MILANO:  La città dove la DITTATURA anarco-comunista non è mai finita

le verità politiche imposte a tutti anche sulle lapidi

ADESSO BASTA!!!

Ci si aspettava che, a 25 anni dal crollo del muro di Berlino e dei principali regimi comunisti, qualcosa potesse cambiare in Italia.

Invece nulla.  Siamo sempre schiavi di un gruppo di dittatori, che ci impongono un potere abusivo; uno Stato nello Stato,  con le sue leggi,  le sue verità, i suoi riti, le sue istituzioni, i suoi processi, le sue sentenze, le sue condanne. Tutto illegale, ma imposto quasi con più forza e autorità dello Stato reale.

Stiamo parlando del potere abusivo di anarchici ed estrema sinistra.

Un esempio emblematico  è costituito dalla lapide che da anni staziona in una aiuola pubblica di piazza Fontana a Milano (accanto a quella messa legalmente dal Comune).   Una lapide, che, oltre ad essere abusiva, riporta una illazione diffamatoria.   E cioè che Pinelli è stato “ucciso”, anche se nessun processo ha mai stabilito questo. Anzi ha stabilito il contrario. Ma questo ovviamente a loro non interessa. Loro (come tutti i dittatori)  si sentono depositari della verità rivelata e "politica", indipendente da ogni verifica della realtà, e la devono imporrre a tutti.

E poi, da chi sarebbe stato ucciso Pinelli?  La  lapide non lo dice, aggiungendo ipocrisia alla calunnia.
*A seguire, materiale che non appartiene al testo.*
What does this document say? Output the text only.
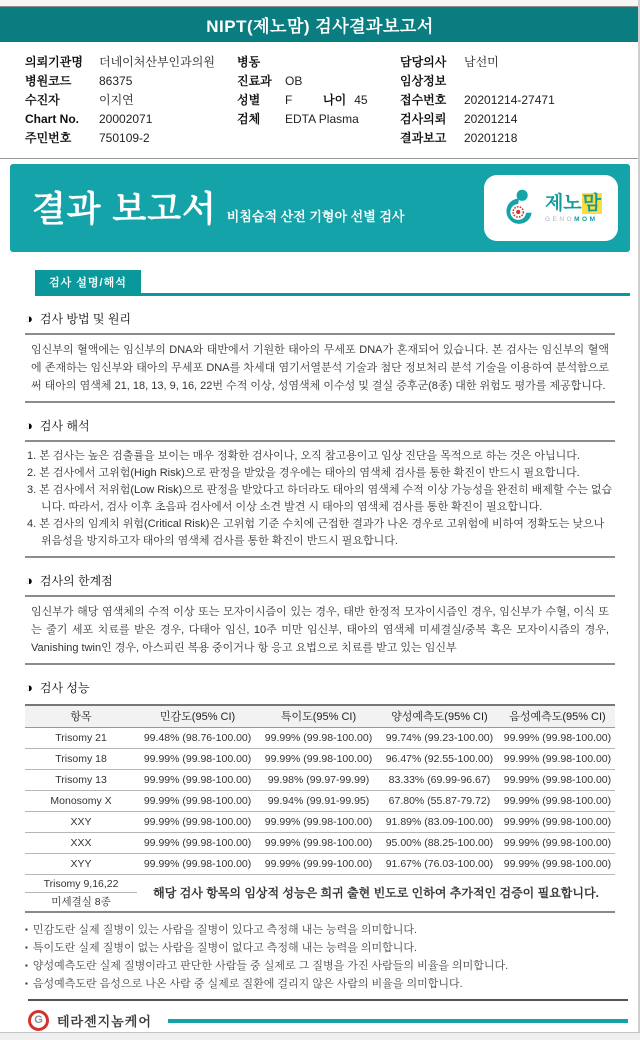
NIPT(제노맘) 검사결과보고서
의뢰기관명 더네이처산부인과의원
병원코드 86375
수진자	이지연
Chart No. 20002071
주민번호 750109-2
병동
진료과 OB
성별 F	나이 45
검체 EDTA Plasma
담당의사 남선미
임상정보
접수번호 20201214-27471
검사의뢰 20201214
결과보고 20201218
결과 보고서 비침습적 산전 기형아 선별 검사
제노맘
GENOMOM
검사 설명/해석
◑ 검사 방법 및 원리
임신부의 혈액에는 임신부의 DNA와 태반에서 기원한 태아의 무세포 DNA가 혼재되어 있습니다. 본 검사는 임신부의 혈액에 존재하는 임신부와 태아의 무세포 DNA를 차세대 염기서열분석 기술과 첨단 정보처리 분석 기술을 이용하여 분석함으로써 태아의 염색체 21, 18, 13, 9, 16, 22번 수적 이상, 성염색체 이수성 및 결실 증후군(8종) 대한 위험도 평가를 제공합니다.
◑ 검사 해석
1. 본 검사는 높은 검출률을 보이는 매우 정확한 검사이나, 오직 참고용이고 임상 진단을 목적으로 하는 것은 아닙니다.
2. 본 검사에서 고위험(High Risk)으로 판정을 받았을 경우에는 태아의 염색체 검사를 통한 확진이 반드시 필요합니다.
3. 본 검사에서 저위험(Low Risk)으로 판정을 받았다고 하더라도 태아의 염색체 수적 이상 가능성을 완전히 배제할 수는 없습니다. 따라서, 검사 이후 초음파 검사에서 이상 소견 발견 시 태아의 염색체 검사를 통한 확진이 필요합니다.
4. 본 검사의 임계치 위험(Critical Risk)은 고위험 기준 수치에 근접한 결과가 나온 경우로 고위험에 비하여 정확도는 낮으나 위음성을 방지하고자 태아의 염색체 검사를 통한 확진이 반드시 필요합니다.
◑ 검사의 한계점
임신부가 해당 염색체의 수적 이상 또는 모자이시즘이 있는 경우, 태반 한정적 모자이시즘인 경우, 임신부가 수혈, 이식 또는 줄기 세포 치료를 받은 경우, 다태아 임신, 10주 미만 임신부, 태아의 염색체 미세결실/중복 혹은 모자이시즘의 경우, Vanishing twin인 경우, 아스피린 복용 중이거나 항 응고 요법으로 치료를 받고 있는 임신부
◑ 검사 성능
항목	민감도(95% CI)	특이도(95% CI)	양성예측도(95% CI)	음성예측도(95% CI)
Trisomy 21	99.48% (98.76-100.00)	99.99% (99.98-100.00)	99.74% (99.23-100.00)	99.99% (99.98-100.00)
Trisomy 18	99.99% (99.98-100.00)	99.99% (99.98-100.00)	96.47% (92.55-100.00)	99.99% (99.98-100.00)
Trisomy 13	99.99% (99.98-100.00)	99.98% (99.97-99.99)	83.33% (69.99-96.67)	99.99% (99.98-100.00)
Monosomy X	99.99% (99.98-100.00)	99.94% (99.91-99.95)	67.80% (55.87-79.72)	99.99% (99.98-100.00)
XXY	99.99% (99.98-100.00)	99.99% (99.98-100.00)	91.89% (83.09-100.00)	99.99% (99.98-100.00)
XXX	99.99% (99.98-100.00)	99.99% (99.98-100.00)	95.00% (88.25-100.00)	99.99% (99.98-100.00)
XYY	99.99% (99.98-100.00)	99.99% (99.99-100.00)	91.67% (76.03-100.00)	99.99% (99.98-100.00)

Trisomy 9,16,22
미세결실 8종	해당 검사 항목의 임상적 성능은 희귀 출현 빈도로 인하여 추가적인 검증이 필요합니다.			
▪ 민감도란 실제 질병이 있는 사람을 질병이 있다고 측정해 내는 능력을 의미합니다.
▪ 특이도란 실제 질병이 없는 사람을 질병이 없다고 측정해 내는 능력을 의미합니다.
▪ 양성예측도란 실제 질병이라고 판단한 사람들 중 실제로 그 질병을 가진 사람들의 비율을 의미합니다.
▪ 음성예측도란 음성으로 나온 사람 중 실제로 질환에 걸리지 않은 사람의 비율을 의미합니다.
G	테라젠지놈케어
Non solo,  ma la targa viene firmata al solito modo tipico dell' estremismo rosso, e cioè come “gli studenti e i democratici milanesi”, appropriandosi abusivamente anche del diritto di rappresentanza di tutta una collettività.  Come se tutti, in quanto studenti o in quanto “democratici” dovessimo pensarla al loro modo.  Come se tutti dovessimo essere arruolati obbligatoriamente sotto la ideologia comunista o anarchica, per il solo fatto di appartenere ad una certa condizione sociale.  Roba da regime stalinista. Ma che perdura nella civile italia "democratica" del terzo millennio.
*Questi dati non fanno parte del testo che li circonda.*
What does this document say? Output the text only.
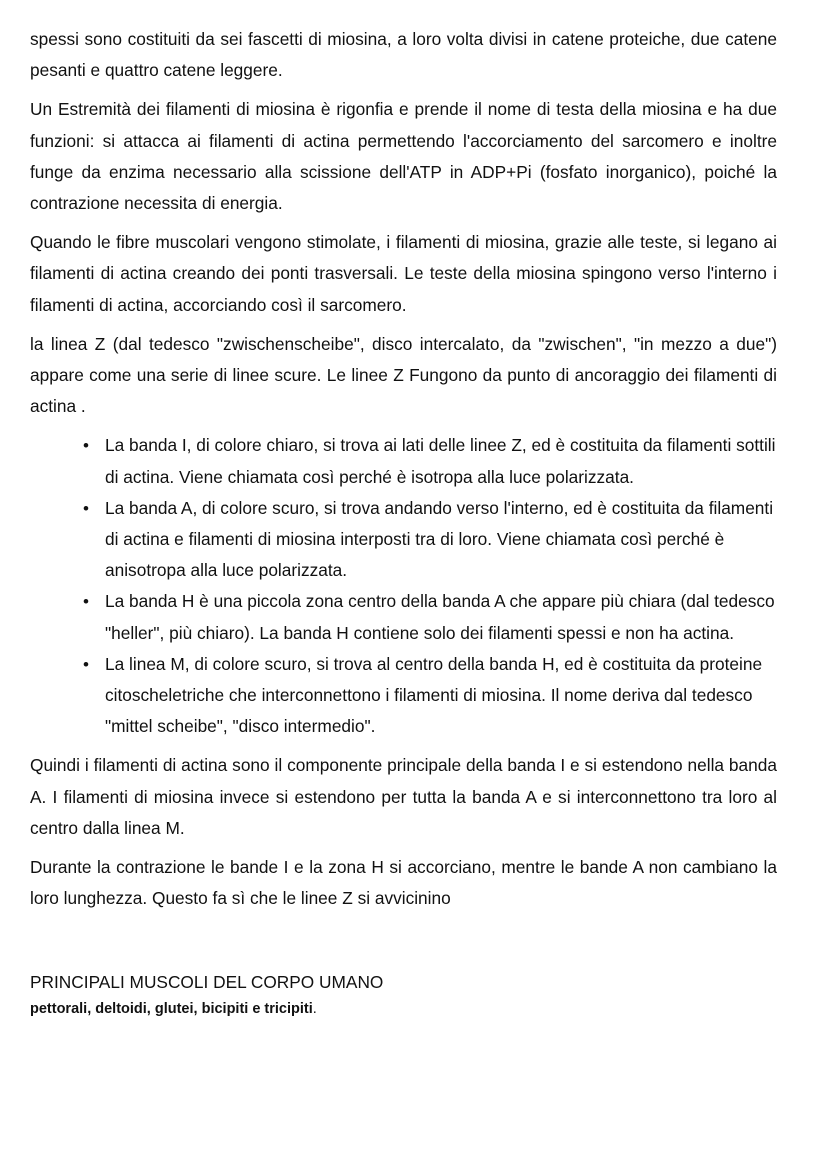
spessi sono costituiti da sei fascetti di miosina, a loro volta divisi in catene proteiche, due catene pesanti e quattro catene leggere.

Un Estremità dei filamenti di miosina è rigonfia e prende il nome di testa della miosina e ha due funzioni: si attacca ai filamenti di actina permettendo l'accorciamento del sarcomero e inoltre funge da enzima necessario alla scissione dell'ATP in ADP+Pi (fosfato inorganico), poiché la contrazione necessita di energia.

Quando le fibre muscolari vengono stimolate, i filamenti di miosina, grazie alle teste, si legano ai filamenti di actina creando dei ponti trasversali. Le teste della miosina spingono verso l'interno i filamenti di actina, accorciando così il sarcomero.

la linea Z (dal tedesco "zwischenscheibe", disco intercalato, da "zwischen", "in mezzo a due") appare come una serie di linee scure. Le linee Z Fungono da punto di ancoraggio dei filamenti di actina .

• La banda I, di colore chiaro, si trova ai lati delle linee Z, ed è costituita da filamenti sottili di actina. Viene chiamata così perché è isotropa alla luce polarizzata.
• La banda A, di colore scuro, si trova andando verso l'interno, ed è costituita da filamenti di actina e filamenti di miosina interposti tra di loro. Viene chiamata così perché è anisotropa alla luce polarizzata.
• La banda H è una piccola zona centro della banda A che appare più chiara (dal tedesco "heller", più chiaro). La banda H contiene solo dei filamenti spessi e non ha actina.
• La linea M, di colore scuro, si trova al centro della banda H, ed è costituita da proteine citoscheletriche che interconnettono i filamenti di miosina. Il nome deriva dal tedesco "mittel scheibe", "disco intermedio".

Quindi i filamenti di actina sono il componente principale della banda I e si estendono nella banda A. I filamenti di miosina invece si estendono per tutta la banda A e si interconnettono tra loro al centro dalla linea M.

Durante la contrazione le bande I e la zona H si accorciano, mentre le bande A non cambiano la loro lunghezza. Questo fa sì che le linee Z si avvicinino

PRINCIPALI MUSCOLI DEL CORPO UMANO
pettorali, deltoidi, glutei, bicipiti e tricipiti.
Se poi qualcuno, stufo di essere trattato come SCHIAVO e di subire le  imposizioni  di questi sgherri cerca di rimuovere la lapide abusiva, o di correggere le falsità contenute,  viene perseguito e mandato davanti ai giudici.    Mentre gli altri, quelli che sono i veri abusivi e imbrattatori di una aiuola pubblica,  fanno i padroni indisturbati della roba pubblica per anni e anni, e la giustizia nessuno la fa rispettare. ESEMPIO TIPICO DEL REGIME RIBALTATO IN CUI STIAMO VIVENDO.
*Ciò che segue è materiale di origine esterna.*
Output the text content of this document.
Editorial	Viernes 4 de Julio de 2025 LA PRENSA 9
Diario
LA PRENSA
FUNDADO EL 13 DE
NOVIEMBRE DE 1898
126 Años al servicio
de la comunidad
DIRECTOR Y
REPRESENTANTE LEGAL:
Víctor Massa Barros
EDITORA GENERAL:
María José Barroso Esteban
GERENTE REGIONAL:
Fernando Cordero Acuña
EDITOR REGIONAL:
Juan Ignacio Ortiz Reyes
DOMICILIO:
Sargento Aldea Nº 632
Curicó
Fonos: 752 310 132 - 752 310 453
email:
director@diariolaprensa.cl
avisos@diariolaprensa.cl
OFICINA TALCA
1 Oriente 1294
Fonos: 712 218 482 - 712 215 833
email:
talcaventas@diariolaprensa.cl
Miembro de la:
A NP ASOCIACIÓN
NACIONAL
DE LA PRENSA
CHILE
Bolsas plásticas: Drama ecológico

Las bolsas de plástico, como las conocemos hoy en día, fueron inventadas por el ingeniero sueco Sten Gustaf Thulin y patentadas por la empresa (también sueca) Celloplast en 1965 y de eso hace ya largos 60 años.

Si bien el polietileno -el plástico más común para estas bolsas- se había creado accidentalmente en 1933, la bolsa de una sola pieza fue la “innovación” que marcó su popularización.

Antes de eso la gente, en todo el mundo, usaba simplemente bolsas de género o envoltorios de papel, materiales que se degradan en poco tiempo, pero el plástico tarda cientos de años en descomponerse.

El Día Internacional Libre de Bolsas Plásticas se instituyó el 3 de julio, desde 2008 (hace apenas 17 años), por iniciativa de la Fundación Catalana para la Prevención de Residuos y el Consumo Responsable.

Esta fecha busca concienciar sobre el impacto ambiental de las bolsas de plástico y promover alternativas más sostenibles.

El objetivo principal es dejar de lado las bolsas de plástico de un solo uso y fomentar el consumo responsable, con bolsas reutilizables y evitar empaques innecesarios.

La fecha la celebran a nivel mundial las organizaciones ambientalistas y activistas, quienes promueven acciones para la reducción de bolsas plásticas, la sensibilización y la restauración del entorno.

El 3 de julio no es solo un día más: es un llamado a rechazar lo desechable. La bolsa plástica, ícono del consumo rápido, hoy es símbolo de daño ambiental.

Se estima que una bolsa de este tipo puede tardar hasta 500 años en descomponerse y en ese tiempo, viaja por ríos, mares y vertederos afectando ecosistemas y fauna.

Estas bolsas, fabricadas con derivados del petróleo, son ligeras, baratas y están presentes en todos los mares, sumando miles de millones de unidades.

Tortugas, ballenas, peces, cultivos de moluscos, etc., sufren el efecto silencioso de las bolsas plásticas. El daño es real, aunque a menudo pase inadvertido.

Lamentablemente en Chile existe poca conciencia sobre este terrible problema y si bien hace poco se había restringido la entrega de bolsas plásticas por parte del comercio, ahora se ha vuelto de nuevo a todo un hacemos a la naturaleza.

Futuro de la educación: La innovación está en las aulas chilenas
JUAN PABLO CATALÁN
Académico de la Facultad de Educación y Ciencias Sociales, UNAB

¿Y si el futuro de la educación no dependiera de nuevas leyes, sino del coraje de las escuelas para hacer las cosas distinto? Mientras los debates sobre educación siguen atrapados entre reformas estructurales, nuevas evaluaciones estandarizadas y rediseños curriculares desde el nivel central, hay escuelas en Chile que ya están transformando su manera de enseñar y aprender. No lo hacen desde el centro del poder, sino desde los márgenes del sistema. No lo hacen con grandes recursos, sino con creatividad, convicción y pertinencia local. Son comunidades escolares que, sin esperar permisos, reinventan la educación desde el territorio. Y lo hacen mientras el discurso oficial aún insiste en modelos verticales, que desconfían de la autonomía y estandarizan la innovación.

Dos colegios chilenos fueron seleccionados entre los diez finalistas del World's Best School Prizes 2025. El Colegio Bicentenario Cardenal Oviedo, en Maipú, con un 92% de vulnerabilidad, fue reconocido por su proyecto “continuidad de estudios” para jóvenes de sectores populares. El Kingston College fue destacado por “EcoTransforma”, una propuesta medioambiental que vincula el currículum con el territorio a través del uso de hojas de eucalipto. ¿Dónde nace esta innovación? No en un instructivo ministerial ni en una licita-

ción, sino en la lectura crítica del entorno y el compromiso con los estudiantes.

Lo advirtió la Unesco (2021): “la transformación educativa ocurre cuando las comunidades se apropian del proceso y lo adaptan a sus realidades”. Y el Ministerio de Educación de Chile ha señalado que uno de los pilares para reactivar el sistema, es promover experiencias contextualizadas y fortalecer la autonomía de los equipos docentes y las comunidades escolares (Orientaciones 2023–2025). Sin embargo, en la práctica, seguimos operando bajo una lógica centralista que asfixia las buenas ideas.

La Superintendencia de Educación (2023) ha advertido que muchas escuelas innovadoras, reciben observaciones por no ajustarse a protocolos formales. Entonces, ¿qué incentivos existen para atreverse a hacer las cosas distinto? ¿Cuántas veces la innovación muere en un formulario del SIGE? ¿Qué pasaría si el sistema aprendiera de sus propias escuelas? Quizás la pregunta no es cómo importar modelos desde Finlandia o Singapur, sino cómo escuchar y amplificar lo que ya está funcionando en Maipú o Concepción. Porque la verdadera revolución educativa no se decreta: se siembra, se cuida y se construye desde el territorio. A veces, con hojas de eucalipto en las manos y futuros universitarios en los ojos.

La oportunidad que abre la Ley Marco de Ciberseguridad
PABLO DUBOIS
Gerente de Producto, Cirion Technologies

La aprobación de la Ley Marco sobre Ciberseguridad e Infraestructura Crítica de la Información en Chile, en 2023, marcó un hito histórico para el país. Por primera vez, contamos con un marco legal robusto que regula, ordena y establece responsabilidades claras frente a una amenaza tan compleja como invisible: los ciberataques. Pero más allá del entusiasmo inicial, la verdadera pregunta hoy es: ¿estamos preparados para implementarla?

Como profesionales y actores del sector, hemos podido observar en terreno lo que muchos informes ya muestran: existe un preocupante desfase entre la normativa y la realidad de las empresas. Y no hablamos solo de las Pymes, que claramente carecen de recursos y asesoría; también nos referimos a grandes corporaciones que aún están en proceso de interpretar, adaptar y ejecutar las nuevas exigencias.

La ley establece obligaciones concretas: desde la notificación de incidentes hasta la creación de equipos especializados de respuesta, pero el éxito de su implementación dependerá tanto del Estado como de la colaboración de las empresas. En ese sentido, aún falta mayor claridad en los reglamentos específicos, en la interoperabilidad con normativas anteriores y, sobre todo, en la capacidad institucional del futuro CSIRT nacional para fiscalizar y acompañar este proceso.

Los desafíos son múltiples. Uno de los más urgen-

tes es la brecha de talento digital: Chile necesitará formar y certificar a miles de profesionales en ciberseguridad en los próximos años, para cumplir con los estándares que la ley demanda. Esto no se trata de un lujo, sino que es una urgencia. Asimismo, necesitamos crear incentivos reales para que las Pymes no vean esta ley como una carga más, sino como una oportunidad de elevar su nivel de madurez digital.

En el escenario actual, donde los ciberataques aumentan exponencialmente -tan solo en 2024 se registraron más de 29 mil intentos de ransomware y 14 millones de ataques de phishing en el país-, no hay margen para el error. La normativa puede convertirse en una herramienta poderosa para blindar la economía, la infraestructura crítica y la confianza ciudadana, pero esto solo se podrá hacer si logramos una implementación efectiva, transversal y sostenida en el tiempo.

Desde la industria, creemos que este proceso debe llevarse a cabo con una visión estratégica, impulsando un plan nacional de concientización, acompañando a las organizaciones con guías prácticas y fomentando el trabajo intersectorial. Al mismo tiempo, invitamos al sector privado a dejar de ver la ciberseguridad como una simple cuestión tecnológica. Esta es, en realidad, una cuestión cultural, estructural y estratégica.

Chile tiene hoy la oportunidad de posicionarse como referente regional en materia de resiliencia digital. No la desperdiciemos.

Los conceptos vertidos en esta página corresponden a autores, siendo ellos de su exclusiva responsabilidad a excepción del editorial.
E questo è solo un esempio.   Tanti altri ne potremmo fare di questa situazione di tirannide italiana:  di un potere alternativo che da decenni si sostituisce a quello dello Stato e si impone abusivamente, senza leggi, regole e mandati.

Basti pensare alle decine di cosiddetti “centri sociali”  che da decenni  okkupano le nostre città.  Porzioni di extraterritorialità pura,  dedite alla  illegalità, ai reati, e alla istigazione a delinquere, ad iniziare dalle occupazioni abusive.  Ma che sono diventati inamovibili.    Sono diventati addirittura delle istituzioni,  riportate pure  sulle mappe di Google.   Se cerchi di imporre il rispetto della legge a questa gente,  si rivoltano contro, come se avessi  tu violato delle leggi e dei “diritti”.


 

  

Evidentemente sono più Stato loro del vero Stato.  E uno Stato molto più PREPOTENTE E TOTALITARIO.

E il bello è che questi  si dicono “anarchici”;  si spacciano per quelli che dovrebbero combattere le Autorità, le Istituzioni e portare la “liberazione” della società. PUAH!!!

Il nostro Stato fa schifo?  Può darsi, ma è l’ unico che abbiamo.  E non ci va di averne un altro illegale sulla testa!

E’ l’ unico che dobbiamo avere.   E’ l’ unico che siamo tenuti  a rispettare e a cui dobbiamo  sudditanza  (anche perché ci costa un sacco di soldi).  

Per  nessuno motivo  (proprio perchè già il nostro Stato ci pesa) possiamo accettare di servire 2 o più Stati!

Non vogliamo più essere essere ostaggio di questi TIRANNI !!!